There's some sarcastic context from earlier, when it was insisted that America's obese are too poor to even afford fast food and that that is not the problem.

Obviously unhealthy food is a huge problem. However, it's not the supply so much as that the more tasty tempting choices that are everywhere. There is no shortage of healthy food available. You can very, very easily eat fairly healthy for the same or less money. A giant tub of spinach costs less than a Big Mac (the burger, not the combo). Salads are cheap. I eat healthy and spend LESS money than I did when I made poor health choices. I am not special.

While junk food poses other health problems, one can eat crap food and still be thin or lose weight. It's a caloric equation, study after study has found this, that if you eat bad food but run a calorie deficit, you still lose weight. Eating a smaller portion is not more expensive. It does not cost the poor anything to eat less. If one is obese, they need to eat less (or choose not to, that's ones right). Eating less is not more expensive. Obviously. I wish there was less junk food being sold everywhere, but it's there because people choose to buy Big Mac's far more often than they choose to buy the $4 tub of Spinach. It's a choice people make.

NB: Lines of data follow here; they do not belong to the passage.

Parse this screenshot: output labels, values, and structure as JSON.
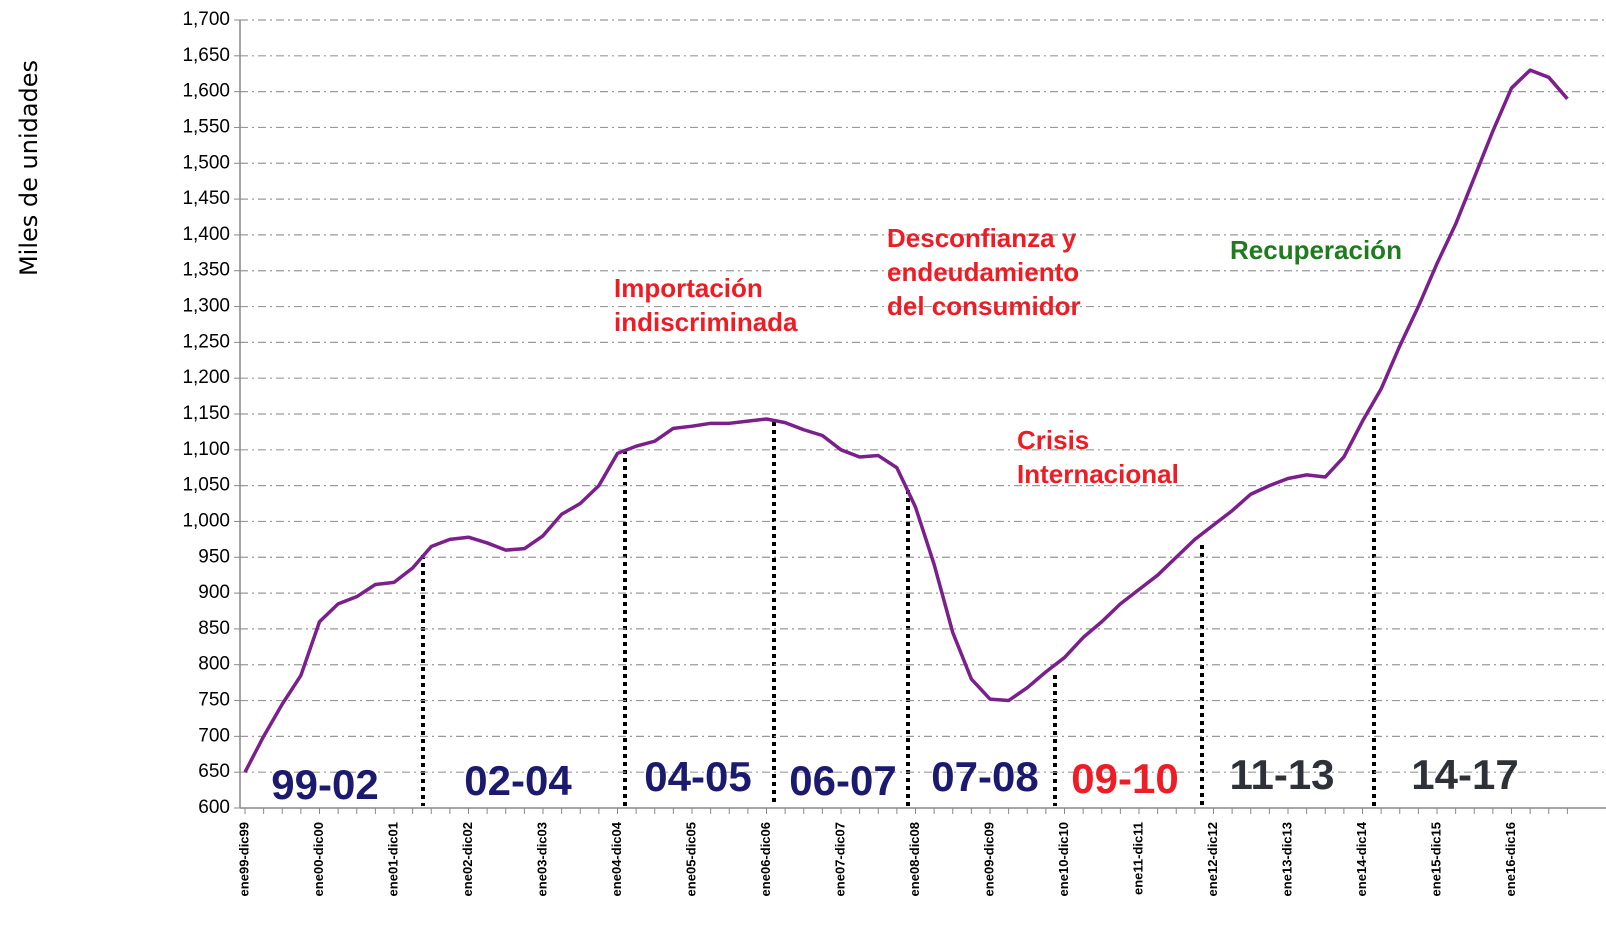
{
  "chart_data": {
    "type": "line",
    "y_label": "Miles de unidades",
    "categories": [
      "ene99-dic99",
      null,
      null,
      null,
      "ene00-dic00",
      null,
      null,
      null,
      "ene01-dic01",
      null,
      null,
      null,
      "ene02-dic02",
      null,
      null,
      null,
      "ene03-dic03",
      null,
      null,
      null,
      "ene04-dic04",
      null,
      null,
      null,
      "ene05-dic05",
      null,
      null,
      null,
      "ene06-dic06",
      null,
      null,
      null,
      "ene07-dic07",
      null,
      null,
      null,
      "ene08-dic08",
      null,
      null,
      null,
      "ene09-dic09",
      null,
      null,
      null,
      "ene10-dic10",
      null,
      null,
      null,
      "ene11-dic11",
      null,
      null,
      null,
      "ene12-dic12",
      null,
      null,
      null,
      "ene13-dic13",
      null,
      null,
      null,
      "ene14-dic14",
      null,
      null,
      null,
      "ene15-dic15",
      null,
      null,
      null,
      "ene16-dic16",
      null,
      null,
      null
    ],
    "series": [
      {
        "color": "#7b1f8c",
        "values": [
          650,
          700,
          745,
          785,
          860,
          885,
          895,
          912,
          915,
          935,
          965,
          975,
          978,
          970,
          960,
          962,
          980,
          1010,
          1025,
          1050,
          1095,
          1105,
          1112,
          1130,
          1133,
          1137,
          1137,
          1140,
          1143,
          1138,
          1128,
          1120,
          1100,
          1090,
          1092,
          1075,
          1020,
          940,
          845,
          780,
          752,
          750,
          768,
          790,
          810,
          838,
          860,
          885,
          905,
          925,
          950,
          975,
          995,
          1015,
          1038,
          1050,
          1060,
          1065,
          1062,
          1090,
          1140,
          1185,
          1245,
          1300,
          1360,
          1415,
          1480,
          1545,
          1605,
          1630,
          1620,
          1590
        ]
      }
    ],
    "ylim": [
      600,
      1700
    ],
    "yticks": [
      600,
      650,
      700,
      750,
      800,
      850,
      900,
      950,
      {
        "value": 1000,
        "label": "1,000"
      },
      {
        "value": 1050,
        "label": "1,050"
      },
      {
        "value": 1100,
        "label": "1,100"
      },
      {
        "value": 1150,
        "label": "1,150"
      },
      {
        "value": 1200,
        "label": "1,200"
      },
      {
        "value": 1250,
        "label": "1,250"
      },
      {
        "value": 1300,
        "label": "1,300"
      },
      {
        "value": 1350,
        "label": "1,350"
      },
      {
        "value": 1400,
        "label": "1,400"
      },
      {
        "value": 1450,
        "label": "1,450"
      },
      {
        "value": 1500,
        "label": "1,500"
      },
      {
        "value": 1550,
        "label": "1,550"
      },
      {
        "value": 1600,
        "label": "1,600"
      },
      {
        "value": 1650,
        "label": "1,650"
      },
      {
        "value": 1700,
        "label": "1,700"
      }
    ],
    "grid": true,
    "periods": [
      {
        "label": "99-02",
        "color": "#1b1a6e"
      },
      {
        "label": "02-04",
        "color": "#1b1a6e"
      },
      {
        "label": "04-05",
        "color": "#1b1a6e"
      },
      {
        "label": "06-07",
        "color": "#1b1a6e"
      },
      {
        "label": "07-08",
        "color": "#1b1a6e"
      },
      {
        "label": "09-10",
        "color": "#ee1c24"
      },
      {
        "label": "11-13",
        "color": "#2e3138"
      },
      {
        "label": "14-17",
        "color": "#2e3138"
      }
    ],
    "annotations": [
      {
        "lines": [
          "Importación",
          "indiscriminada"
        ],
        "color": "#ee1c24"
      },
      {
        "lines": [
          "Desconfianza y",
          "endeudamiento",
          "del consumidor"
        ],
        "color": "#ee1c24"
      },
      {
        "lines": [
          "Crisis",
          "Internacional"
        ],
        "color": "#ee1c24"
      },
      {
        "lines": [
          "Recuperación"
        ],
        "color": "#1e7b1e"
      }
    ]
  }
}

Getting healthy food is not difficult, I have been all over this country and lived in upper class places and very low class ones. I have never had any difficulty whatsoever finding healthy food for the cost of fast food or less. I am not special.

Eating healthy can be done on the same budget. People are wildly obese in America from all social and economic classes (what's the average T-shirt size at a card show of affluent people with extra spending money? XXL?). It is cheaper to eat smaller servings. People just don't excercise self control. Your weight is one of the few things in life you have near total control over. People just prefer victim narratives and pretending there wasn't ever a choice than taking any responsibility for their choices they make every single day.